Dan is – and has always been – the family’s breadwinner. He’s “never raked in the big bucks,” as he likes to say, but he’s always earned a nice salary. As a matter of fact, when Dan turned 66 in March, he would have been entitled to a $2,500/month Social Security benefit. Having read up on Social Security rules and strategies over the years, however, Dan decided to delay applying for Social Security so that he could maximize the survivor benefit for Barbara – who was a stay-at-home mom and will turn 66 in September – in the event that he predeceased her.

Fast forward to May 2016, when Dan, Barbara and I met for the first time. A quick, cursory review of their tax return shows no Social Security income on either Line 20a or 20b of their tax return. Nothing inherently wrong there and, in fact, given the circumstances, it was probably a good thing. Unfortunately, however, although Dan thought he was making all the right moves, he made one critical mistake.

He didn’t start his “verification process,” as he called it, sooner.

Dan, you see, was lucky enough to turn 66 prior to April 30, 2016 and, as a result, had the good fortune of being able to file-and-suspend his Social Security application after reaching his full retirement age (66) in March, but before the critical April 30 date. Doing so would have allowed him to continue receiving delayed credits and increase his own retirement benefit (and Barbara’s survivor benefit), while simultaneously allowing Barbara to claim a spousal benefit based on his earnings history.

But as you might have already surmised, Dan did not do that.

Despite Dan’s fairly strong comprehension of retirement planning concepts and strategies – especially for a non-professional – he had inadvertently confused several aspects of the new Social Security rules created by the passing of the Bipartisan Budget Act of 2015. The way Dan had understood the many articles he’d read on the subject, there was no benefit to him filing-and-suspending by April 29, 2016 because Barbara isn’t going to be 66 until September. That error, unfortunately, cost Dan and Barbara over $50,000 of “free” Social Security retirement income.

Had Dan filed-and-suspended prior to April 30, 2016, Barbara could have claimed a spousal benefit at 66 – or now for that matter. Since he did not do so, however, Barbara must now wait until Dan begins receiving his retirement benefit – which won’t be until he turns 70 – to begin receiving her spousal benefit.

At roughly $1,250 per month of foregone benefits between now and Dan’s 70th birthday in March 2020, that equates to well over $50,000 of income that is now lost because of nothing more than complacency.

And that’s really the moral of this particular story. There are few things that I find more frustrating than having to tell someone that “it’s too late.” Just like Dan and Barbara, it’s too late for you to utilize the file-and-suspend technique, but there are virtually always available strategies that have some sort of deadline attached to them.
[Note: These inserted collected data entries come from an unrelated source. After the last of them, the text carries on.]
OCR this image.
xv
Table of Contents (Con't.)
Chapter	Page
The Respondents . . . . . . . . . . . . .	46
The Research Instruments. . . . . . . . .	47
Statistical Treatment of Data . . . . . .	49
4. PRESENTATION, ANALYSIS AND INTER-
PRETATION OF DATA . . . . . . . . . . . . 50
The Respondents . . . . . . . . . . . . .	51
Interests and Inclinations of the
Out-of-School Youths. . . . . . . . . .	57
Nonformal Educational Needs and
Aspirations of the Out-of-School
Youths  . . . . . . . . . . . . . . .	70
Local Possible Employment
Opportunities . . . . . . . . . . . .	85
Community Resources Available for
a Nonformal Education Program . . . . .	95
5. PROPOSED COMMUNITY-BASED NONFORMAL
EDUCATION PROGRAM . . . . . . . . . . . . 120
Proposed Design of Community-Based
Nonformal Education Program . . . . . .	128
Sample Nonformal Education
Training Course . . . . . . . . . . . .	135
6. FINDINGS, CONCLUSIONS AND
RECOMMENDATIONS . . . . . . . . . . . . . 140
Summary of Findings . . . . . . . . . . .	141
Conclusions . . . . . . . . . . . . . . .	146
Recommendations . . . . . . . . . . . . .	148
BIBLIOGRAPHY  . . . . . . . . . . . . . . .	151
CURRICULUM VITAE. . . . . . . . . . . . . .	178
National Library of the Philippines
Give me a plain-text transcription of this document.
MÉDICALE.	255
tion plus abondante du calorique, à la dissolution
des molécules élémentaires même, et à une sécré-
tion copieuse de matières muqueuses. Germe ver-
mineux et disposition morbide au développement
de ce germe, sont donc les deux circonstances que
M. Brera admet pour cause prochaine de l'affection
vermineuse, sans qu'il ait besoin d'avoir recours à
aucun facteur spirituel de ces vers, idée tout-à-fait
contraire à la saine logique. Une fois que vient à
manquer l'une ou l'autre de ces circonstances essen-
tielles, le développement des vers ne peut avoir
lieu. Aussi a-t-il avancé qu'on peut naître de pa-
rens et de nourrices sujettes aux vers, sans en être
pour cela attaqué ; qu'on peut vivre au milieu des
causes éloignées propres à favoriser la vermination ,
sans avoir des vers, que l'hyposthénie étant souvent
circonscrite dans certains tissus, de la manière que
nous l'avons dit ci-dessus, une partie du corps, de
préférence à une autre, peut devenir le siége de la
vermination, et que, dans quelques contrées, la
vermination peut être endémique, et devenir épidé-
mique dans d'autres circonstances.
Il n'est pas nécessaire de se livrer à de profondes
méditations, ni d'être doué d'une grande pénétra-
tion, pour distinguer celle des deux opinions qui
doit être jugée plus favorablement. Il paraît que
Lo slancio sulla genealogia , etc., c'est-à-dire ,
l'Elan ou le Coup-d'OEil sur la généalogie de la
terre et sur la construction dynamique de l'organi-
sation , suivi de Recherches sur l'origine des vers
So if you don’t want to find yourself in Dan and Barbara’s predicament, just follow this easy 3-step process.

  1. Start planning for your retirement now – There really is no time like the present when it comes to your retirement.
  2. Get educated – Dan’s problem wasn’t reading too much. That was great. It’s always a good idea to do your own homework, but that doesn’t mean that you should forget about step 3!
  3. Be humble and seek help – I eat, sleep and breathe retirement, and I still learn something new just about every single day… and I reach out to others for feedback all the time.